Habits are formed by what we choose to spend our time on. And here’s the uncomfortable truth:
Most of us only truly control a few hours per day…Sometimes I feel like only a few moments when I have the kids and life happening all at once…so those moments of OURS, really matter…
Listen, I am guilty on this 1000%. And I know, because I know how I feel after it…if I spend them:
- Scrolling my phone or social
- Consuming negativity
- Eating poorly
- Avoiding hard things
- Distracting myself to get a task done
My outputs…. will reflect that.
When I spend them:
- Creating memories, even the most basic, with my loved ones
- Learning a new skill
- Moving my body
- Creating
- Resting intentionally
My outputs will reflect that.
Cause and effect.
Why Habits Feel Hard
Habits feel hard because they’re “boring.” Though I think they can be quite interesting…
Yet they do not come with instant results and most people around you aren’t cheering you on each day as you complete the task at hand…They are quiet, relentless, intentional acts (or not intentional…)
And that is why many don’t think habits matter or they abandon them…people wait for motivation instead of building systems.
Motivation is unreliable.
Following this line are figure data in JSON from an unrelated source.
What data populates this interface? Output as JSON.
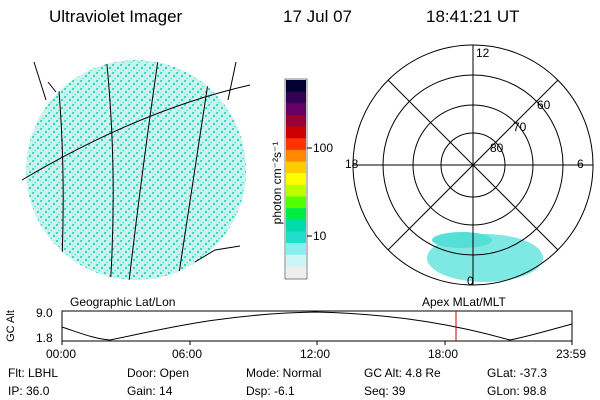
{
  "header": {
    "instrument": "Ultraviolet Imager",
    "date": "17 Jul 07",
    "time": "18:41:21 UT"
  },
  "colorbar": {
    "unit_label": "photon cm⁻²s⁻¹",
    "ticks": [
      "100",
      "10"
    ],
    "colors": [
      "#000033",
      "#330055",
      "#660066",
      "#990033",
      "#cc0000",
      "#ff3300",
      "#ff8800",
      "#ffcc00",
      "#ffff00",
      "#bbff00",
      "#55ff00",
      "#00ee44",
      "#00ddaa",
      "#22ddcc",
      "#88eeee",
      "#ccf5f5",
      "#eeeeee"
    ]
  },
  "polar": {
    "labels": {
      "top": "12",
      "left": "18",
      "right": "6",
      "bottom": "0"
    },
    "ring_labels": [
      "60",
      "70",
      "80"
    ]
  },
  "timeline": {
    "left_label": "Geographic Lat/Lon",
    "right_label": "Apex  MLat/MLT",
    "y_axis_label": "GC Alt",
    "y_ticks": [
      "9.0",
      "1.8"
    ],
    "x_ticks": [
      "00:00",
      "06:00",
      "12:00",
      "18:00",
      "23:59"
    ]
  },
  "info": {
    "flt": "Flt: LBHL",
    "door": "Door: Open",
    "mode": "Mode: Normal",
    "gc_alt": "GC Alt: 4.8 Re",
    "glat": "GLat: -37.3",
    "ip": "IP: 36.0",
    "gain": "Gain: 14",
    "dsp": "Dsp:   -6.1",
    "seq": "Seq: 39",
    "glon": "GLon:  98.8"
  }
}
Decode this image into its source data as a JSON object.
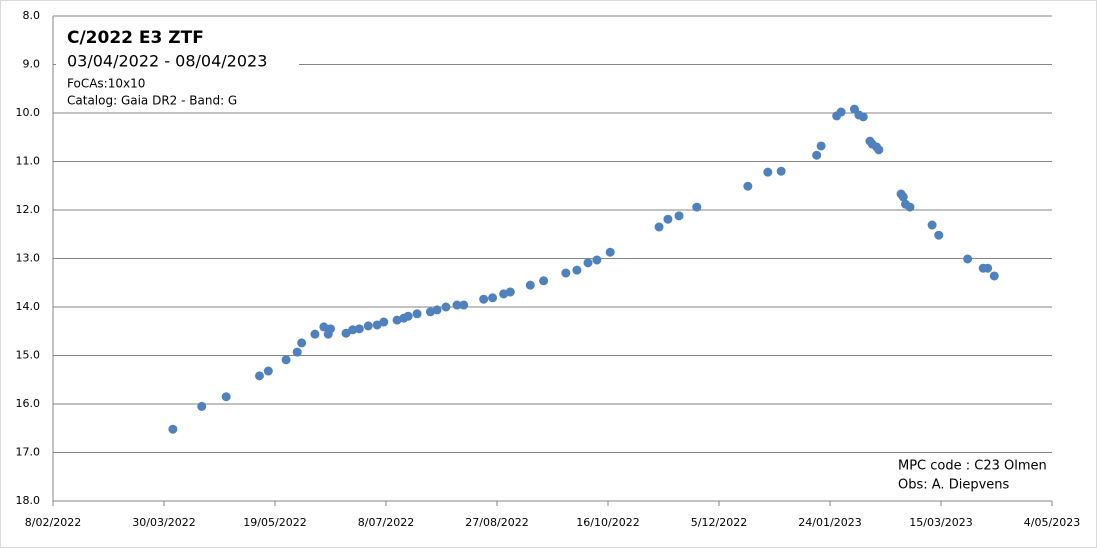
{
  "chart_data": {
    "type": "scatter",
    "title": "C/2022 E3 ZTF",
    "subtitle": "03/04/2022 - 08/04/2023",
    "annotations": [
      "FoCAs:10x10",
      "Catalog: Gaia DR2 - Band: G",
      "MPC code : C23 Olmen",
      "Obs: A. Diepvens"
    ],
    "color": "#4f81bd",
    "grid": true,
    "y_reversed": true,
    "xlim": [
      "2022-02-08",
      "2023-05-04"
    ],
    "xticks": [
      {
        "value": "2022-02-08",
        "label": "8/02/2022"
      },
      {
        "value": "2022-03-30",
        "label": "30/03/2022"
      },
      {
        "value": "2022-05-19",
        "label": "19/05/2022"
      },
      {
        "value": "2022-07-08",
        "label": "8/07/2022"
      },
      {
        "value": "2022-08-27",
        "label": "27/08/2022"
      },
      {
        "value": "2022-10-16",
        "label": "16/10/2022"
      },
      {
        "value": "2022-12-05",
        "label": "5/12/2022"
      },
      {
        "value": "2023-01-24",
        "label": "24/01/2023"
      },
      {
        "value": "2023-03-15",
        "label": "15/03/2023"
      },
      {
        "value": "2023-05-04",
        "label": "4/05/2023"
      }
    ],
    "ylim": [
      8,
      18
    ],
    "yticks": [
      {
        "value": 8,
        "label": "8.0"
      },
      {
        "value": 9,
        "label": "9.0"
      },
      {
        "value": 10,
        "label": "10.0"
      },
      {
        "value": 11,
        "label": "11.0"
      },
      {
        "value": 12,
        "label": "12.0"
      },
      {
        "value": 13,
        "label": "13.0"
      },
      {
        "value": 14,
        "label": "14.0"
      },
      {
        "value": 15,
        "label": "15.0"
      },
      {
        "value": 16,
        "label": "16.0"
      },
      {
        "value": 17,
        "label": "17.0"
      },
      {
        "value": 18,
        "label": "18.0"
      }
    ],
    "x": [
      "2022-04-03",
      "2022-04-16",
      "2022-04-27",
      "2022-05-12",
      "2022-05-16",
      "2022-05-24",
      "2022-05-29",
      "2022-05-31",
      "2022-06-06",
      "2022-06-10",
      "2022-06-12",
      "2022-06-13",
      "2022-06-20",
      "2022-06-23",
      "2022-06-26",
      "2022-06-30",
      "2022-07-04",
      "2022-07-07",
      "2022-07-13",
      "2022-07-16",
      "2022-07-18",
      "2022-07-22",
      "2022-07-28",
      "2022-07-31",
      "2022-08-04",
      "2022-08-09",
      "2022-08-12",
      "2022-08-21",
      "2022-08-25",
      "2022-08-30",
      "2022-09-02",
      "2022-09-11",
      "2022-09-17",
      "2022-09-27",
      "2022-10-02",
      "2022-10-07",
      "2022-10-11",
      "2022-10-17",
      "2022-11-08",
      "2022-11-12",
      "2022-11-17",
      "2022-11-25",
      "2022-12-18",
      "2022-12-27",
      "2023-01-02",
      "2023-01-18",
      "2023-01-20",
      "2023-01-27",
      "2023-01-29",
      "2023-02-04",
      "2023-02-06",
      "2023-02-08",
      "2023-02-11",
      "2023-02-12",
      "2023-02-14",
      "2023-02-15",
      "2023-02-25",
      "2023-02-26",
      "2023-02-27",
      "2023-03-01",
      "2023-03-11",
      "2023-03-14",
      "2023-03-27",
      "2023-04-03",
      "2023-04-05",
      "2023-04-08"
    ],
    "values": [
      16.52,
      16.05,
      15.85,
      15.42,
      15.32,
      15.09,
      14.93,
      14.74,
      14.56,
      14.41,
      14.56,
      14.45,
      14.54,
      14.47,
      14.45,
      14.39,
      14.37,
      14.31,
      14.27,
      14.23,
      14.19,
      14.14,
      14.1,
      14.06,
      14.0,
      13.96,
      13.96,
      13.84,
      13.81,
      13.73,
      13.69,
      13.55,
      13.46,
      13.3,
      13.24,
      13.09,
      13.03,
      12.87,
      12.35,
      12.19,
      12.12,
      11.94,
      11.51,
      11.22,
      11.2,
      10.87,
      10.68,
      10.06,
      9.98,
      9.92,
      10.04,
      10.08,
      10.58,
      10.64,
      10.7,
      10.76,
      11.67,
      11.73,
      11.88,
      11.94,
      12.31,
      12.52,
      13.01,
      13.2,
      13.2,
      13.36
    ]
  }
}
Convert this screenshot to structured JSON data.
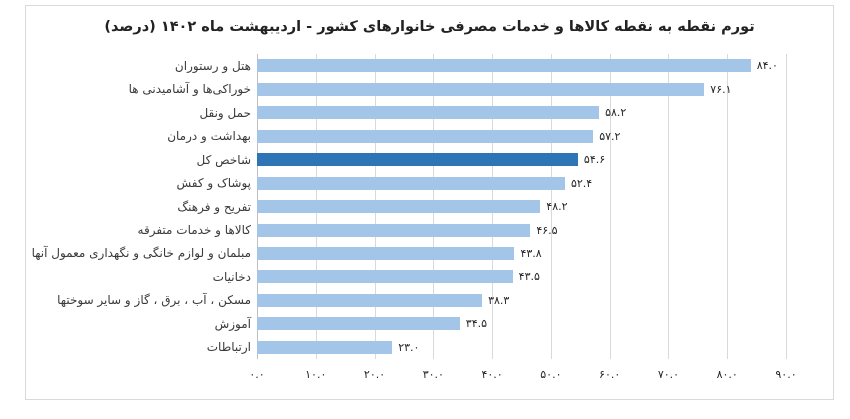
{
  "chart_data": {
    "type": "bar",
    "orientation": "horizontal",
    "title": "تورم نقطه به نقطه کالاها و خدمات مصرفی خانوارهای کشور - اردیبهشت ماه ۱۴۰۲ (درصد)",
    "categories": [
      "هتل و رستوران",
      "خوراکی‌ها و آشامیدنی ها",
      "حمل ونقل",
      "بهداشت و درمان",
      "شاخص کل",
      "پوشاک و کفش",
      "تفریح و فرهنگ",
      "کالاها و خدمات متفرقه",
      "مبلمان و لوازم خانگی و نگهداری معمول آنها",
      "دخانیات",
      "مسکن ، آب ، برق ، گاز و سایر سوختها",
      "آموزش",
      "ارتباطات"
    ],
    "values": [
      84.0,
      76.1,
      58.2,
      57.2,
      54.6,
      52.4,
      48.2,
      46.5,
      43.8,
      43.5,
      38.3,
      34.5,
      23.0
    ],
    "value_labels_fa": [
      "۸۴.۰",
      "۷۶.۱",
      "۵۸.۲",
      "۵۷.۲",
      "۵۴.۶",
      "۵۲.۴",
      "۴۸.۲",
      "۴۶.۵",
      "۴۳.۸",
      "۴۳.۵",
      "۳۸.۳",
      "۳۴.۵",
      "۲۳.۰"
    ],
    "highlight_index": 4,
    "highlighted_category": "شاخص کل",
    "xlim": [
      0,
      90
    ],
    "x_ticks": [
      0,
      10,
      20,
      30,
      40,
      50,
      60,
      70,
      80,
      90
    ],
    "x_tick_labels_fa": [
      "۰.۰",
      "۱۰.۰",
      "۲۰.۰",
      "۳۰.۰",
      "۴۰.۰",
      "۵۰.۰",
      "۶۰.۰",
      "۷۰.۰",
      "۸۰.۰",
      "۹۰.۰"
    ],
    "grid": "vertical",
    "legend": "none",
    "colors": {
      "bar": "#A3C6E8",
      "highlight_bar": "#2E75B6",
      "gridline": "#D9D9D9",
      "title": "#222222",
      "value_label": "#262626",
      "category_label": "#3a3a3a",
      "frame_border": "#D9D9D9"
    }
  }
}
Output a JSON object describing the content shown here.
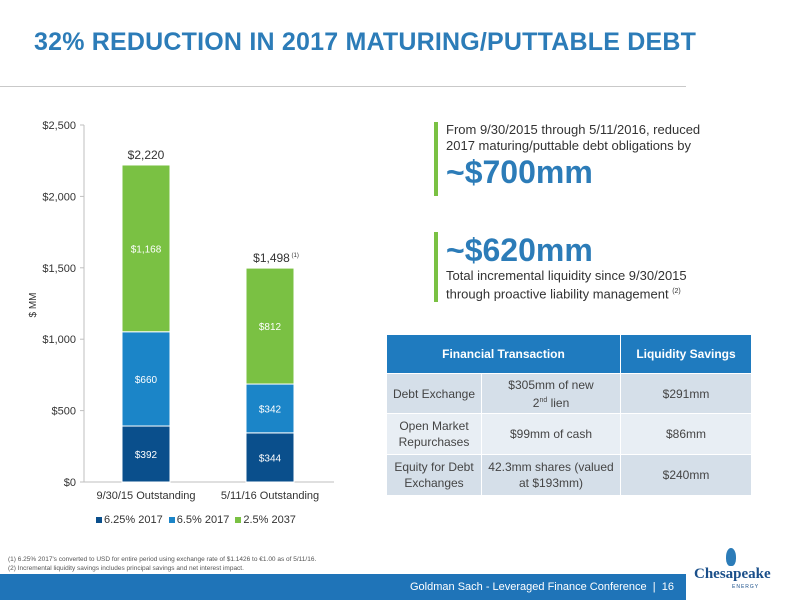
{
  "title": "32% REDUCTION IN 2017 MATURING/PUTTABLE DEBT",
  "chart_data": {
    "type": "bar",
    "stacked": true,
    "categories": [
      "9/30/15 Outstanding",
      "5/11/16 Outstanding"
    ],
    "series": [
      {
        "name": "6.25% 2017",
        "color": "#0a4f8c",
        "values": [
          392,
          344
        ],
        "labels": [
          "$392",
          "$344"
        ]
      },
      {
        "name": "6.5% 2017",
        "color": "#1b85c8",
        "values": [
          660,
          342
        ],
        "labels": [
          "$660",
          "$342"
        ]
      },
      {
        "name": "2.5% 2037",
        "color": "#7ac143",
        "values": [
          1168,
          812
        ],
        "labels": [
          "$1,168",
          "$812"
        ]
      }
    ],
    "totals": [
      2220,
      1498
    ],
    "total_labels": [
      "$2,220",
      "$1,498"
    ],
    "total_note": "(1)",
    "ylabel": "$ MM",
    "ylim": [
      0,
      2500
    ],
    "yticks": [
      0,
      500,
      1000,
      1500,
      2000,
      2500
    ],
    "ytick_labels": [
      "$0",
      "$500",
      "$1,000",
      "$1,500",
      "$2,000",
      "$2,500"
    ],
    "legend_position": "bottom",
    "grid": false
  },
  "callout1": {
    "text": "From 9/30/2015 through 5/11/2016, reduced 2017 maturing/puttable debt obligations by",
    "value": "~$700mm"
  },
  "callout2": {
    "value": "~$620mm",
    "text": "Total incremental liquidity since 9/30/2015 through proactive liability management",
    "note": "(2)"
  },
  "table": {
    "headers": [
      "Financial Transaction",
      "Liquidity Savings"
    ],
    "rows": [
      {
        "type": "Debt Exchange",
        "detail_a": "$305mm of new",
        "detail_b_num": "2",
        "detail_b_sup": "nd",
        "detail_b_rest": " lien",
        "savings": "$291mm"
      },
      {
        "type": "Open Market Repurchases",
        "detail": "$99mm of cash",
        "savings": "$86mm"
      },
      {
        "type": "Equity for Debt Exchanges",
        "detail": "42.3mm shares (valued at $193mm)",
        "savings": "$240mm"
      }
    ]
  },
  "footnotes": [
    "(1)  6.25% 2017's converted to USD for entire period using exchange rate of $1.1426 to €1.00 as of 5/11/16.",
    "(2)  Incremental liquidity savings includes principal savings and net interest impact."
  ],
  "footer": {
    "text": "Goldman Sach - Leveraged Finance Conference",
    "separator": "|",
    "page": "16"
  },
  "logo": {
    "name": "Chesapeake",
    "sub": "ENERGY"
  }
}
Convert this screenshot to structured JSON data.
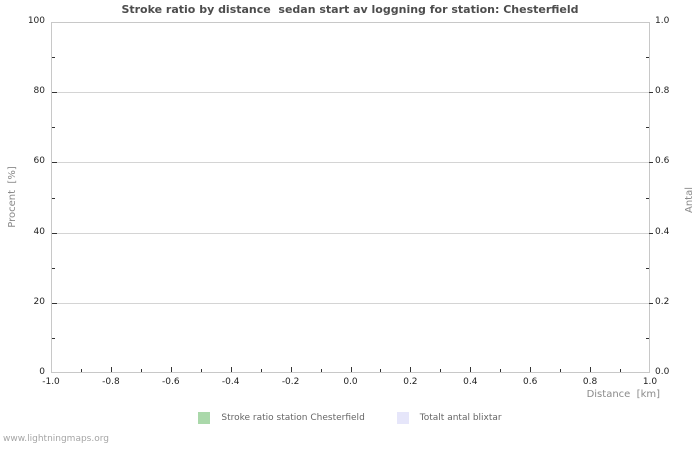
{
  "chart_data": {
    "type": "line",
    "title": "Stroke ratio by distance  sedan start av loggning for station: Chesterfield",
    "xlabel": "Distance  [km]",
    "ylabel_left": "Procent  [%]",
    "ylabel_right": "Antal",
    "xlim": [
      -1.0,
      1.0
    ],
    "ylim_left": [
      0,
      100
    ],
    "ylim_right": [
      0.0,
      1.0
    ],
    "x_ticks": [
      "-1.0",
      "-0.8",
      "-0.6",
      "-0.4",
      "-0.2",
      "0.0",
      "0.2",
      "0.4",
      "0.6",
      "0.8",
      "1.0"
    ],
    "y_ticks_left": [
      "0",
      "20",
      "40",
      "60",
      "80",
      "100"
    ],
    "y_ticks_right": [
      "0.0",
      "0.2",
      "0.4",
      "0.6",
      "0.8",
      "1.0"
    ],
    "grid": true,
    "legend_position": "bottom-center",
    "series": [
      {
        "name": "Stroke ratio station Chesterfield",
        "color": "#aad8aa",
        "x": [],
        "values": []
      },
      {
        "name": "Totalt antal blixtar",
        "color": "#e6e6fa",
        "x": [],
        "values": []
      }
    ]
  },
  "footer": {
    "watermark": "www.lightningmaps.org"
  }
}
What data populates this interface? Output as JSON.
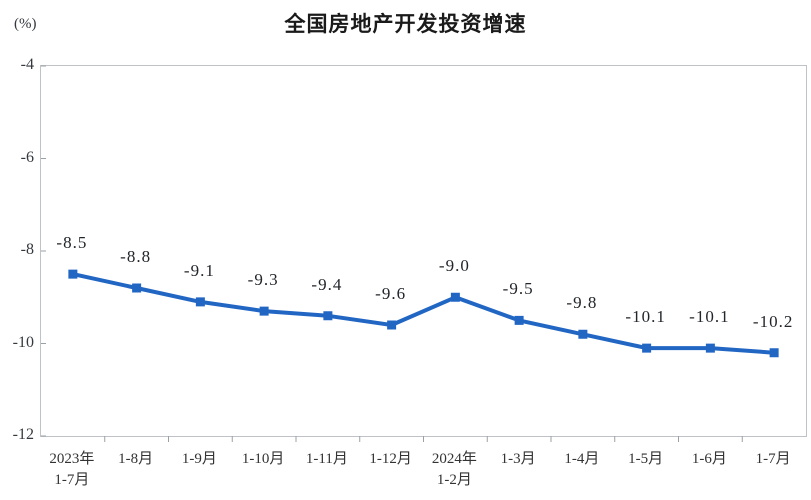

Habits are infrastructure.
The 1% Rule Changes the Game
I read a book, Atomic Habits…love it, buy it, put it on the bookshelf, revisit it (I have over the years)…
Improving 1% per day sounds insignificant. It isn’t.
Small improvements compound.
- Over weeks → noticeable
Over months → meaningful
Over years → life-altering
The goal is progress. Especially in a world overflowing with shiny objects, noise, and distraction, progress is everything. Not massive leaps. Tiny steps. Taken consistently.
Action Relieves Anxiety
Most anxiety comes from inaction. From knowing what you should do…and not doing it. Hence to my points above, I know when I am intentional about habits and how I feel and when I just let my ‘driver’ take over and get ‘complacent…’
You don’t need clarity before action. You get clarity from action.
Send the email. Take the walk. Write the first sentence. Drink the water. Give up what is not serving you or people that are not…
Motion creates momentum. Momentum creates confidence.
Let Your Habits Shift with Your Season
One of the most freeing realizations I have had over my 40+ years of life now…Your habits are allowed to change. SEASONS OF LIFE. You change, your habits can too…
I had a few seasons of intense career building and that required different habits than a season of family focus…I have had a few seasons of recovery versus acceleration.
At first it was hard…because I like structure and rigid frameworks at times. Yet, that wasn’t always aligned with the season I was in…
The goal is not rigid consistency.
As I get older…I get ‘wiser’ and I do a check in…“What does this season of my life require from me?” Then I try to be more mindful each season to build habits that support that answer.
Inputs First. Always.
One quote that continues to stick with me:
“Procrastinating is choosing to delay a better future. It is choosing to ignore the results you could be having. Fix the inputs and the outputs will fix themselves. Time is precious.” — James Clear
Stop obsessing over outputs. Start respecting inputs. Outputs take care of themselves. LOVE IT.
From Afterthought to First Thought
Intentional thinking didn’t become my first thought because I suddenly became more disciplined in this season…It became my first thought because I built habits that created space:
- Space to pause
- Space to think
- Space to choose
I am working on it daily with small habits. Simple habits. Unsexy habits…But powerful ones.
That is my win. Not a perfect life. Not a finished version of myself. It is a daily pattern that quietly moves me closer to who I want to become.
One small INTENTIONAL choice at a time.

Jim McNeese
Another amazing post babe. Super proud of you. Keep up the good work.